Innere Uhren steuern in nahezu allen Lebewesen physiologische Prozesse sowie das Verhalten. Diesbezüglich weisen alle Tiere, einschließlich des Menschen, tägliche Rhythmen hinsichtlich ihrer Aktivität, ihres Schlafes, ihres Hungers, ihres Stoffwechsels sowie ihrer Fortpflanzung auf. Das System, welches die biologischen Rhythmen reguliert, wird als circadiane Uhr bezeichnet und steuert sämtliche Vorgänge im Körper innerhalb eines 24-Stunden-Zeitraums. Die zentrale Steuereinheit, die „Hauptuhr“, ist bei Wirbeltieren im Gehirn in einem Bereich lokalisiert, der als suprachiasmatischer Nukleus (SCN) bezeichnet wird.
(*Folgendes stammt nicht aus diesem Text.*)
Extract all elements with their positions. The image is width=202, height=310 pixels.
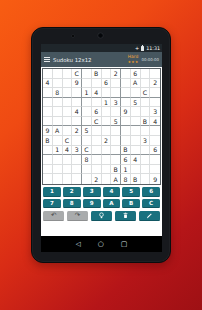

Die Funktion dieser Hirnregion beschränkt sich nicht auf die Regulierung und Synchronisierung der Rhythmen im Gehirn, sondern umfasst auch die Steuerung anderer Uhren in den Geweben des gesamten Körpers. Sie gewährleistet die koordinierte Funktionalität der Körperrhythmen und kann bei Störungen des Systems zu Schlaf- und Stoffwechselstörungen führen. Die Anzahl der Neuronen, welche die Hauptuhr bei Wirbeltieren bilden, beläuft sich auf etwa 20.000. In Anbetracht dieser signifikanten Anzahl von Neuronen und der zahlreichen Verbindungen, die sie innerhalb des Gehirns bilden, ist es äußerst herausfordernd, die Interaktionen nachzuvollziehen und die Funktionsweise des Uhrennetzwerks zu verstehen. Um die Komplexität auf einem überschaubareren Niveau zu erfassen, bedient man sich Modellorganismen, deren Gehirne bereits kartiert wurden. Ein Beispiel hierfür ist das Gehirn der Taufliege Drosophila, welches nahezu 140.000 Neuronen umfasst.
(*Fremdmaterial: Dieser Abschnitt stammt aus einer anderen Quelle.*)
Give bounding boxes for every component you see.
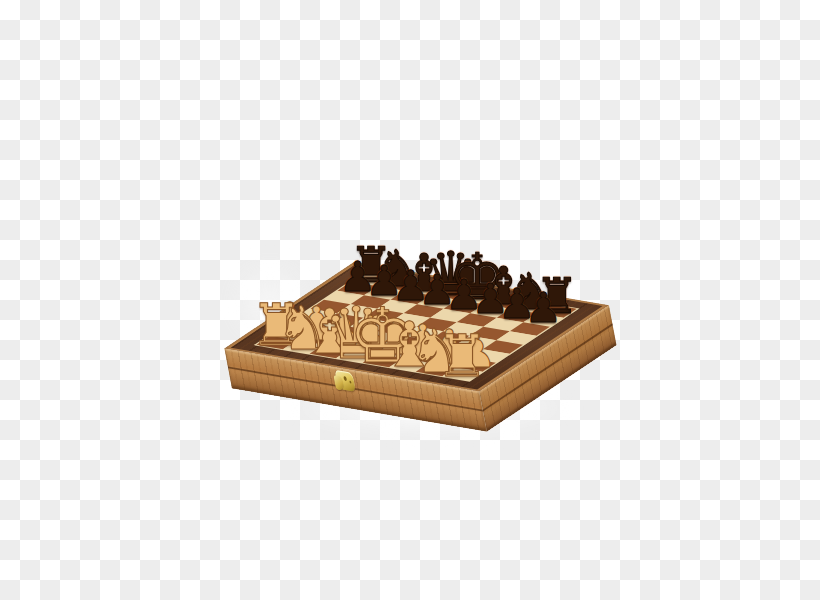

Reinhard et al. (2024) haben jüngst eine detaillierte Karte der Inneren Uhr im Gehirn der Taufliege Drosophila erstellt, indem sie das kürzlich erstellte Konnektom des Fliegenhirns nutzten, um alle Neuronen zu identifizieren, die zur circadianen Uhr gehören. Wann fand dabei, dass die innere Uhr der Taufliege aus mindestens 240 Neuronen besteht, deutlich mehr als die ursprünglich geschätzten 150. Einige der neu identifizierten Uhrneurone zeigen Eigenschaften, die bisher nur von Wirbeltieren bekannt waren, was auf eine größere Ähnlichkeit zwischen Insekten und Wirbeltieren hindeutet als bisher angenommen. Die Studie ermöglichte auch die Identifizierung bestimmter Typen von Uhrneuronen, die zusammenarbeiten und die Kommunikation im gesamten Uhrnetzwerk koordinieren. Diese Erkenntnisse helfen zu verstehen, wie rhythmische Verhaltensweisen wie Nahrungsaufnahme, Schlaf und Fortpflanzung sowie die Hormonausschüttung koordiniert werden, insbesondere bieten die Ergebnisse eine Grundlage für das Verständnis circadianer Dysregulationen und könnte zu neuen Therapieansätzen für Schlaf- oder Stoffwechselstörungen, etwa bei der Behandlung circadianer Gesundheitsprobleme.
Literatur
Reinhard, N., Fukuda, A., Manoli, G., Derksen, E., Saito, A., Möller, G., Sekiguchi, M., Rieger, D., Helfrich-Förster, C., Yoshii, T. & Zandawala, M. (2024). Synaptic connectome of the Drosophila circadian clock. Nature Communications., doi:10.1038/s41467-024-54694-0.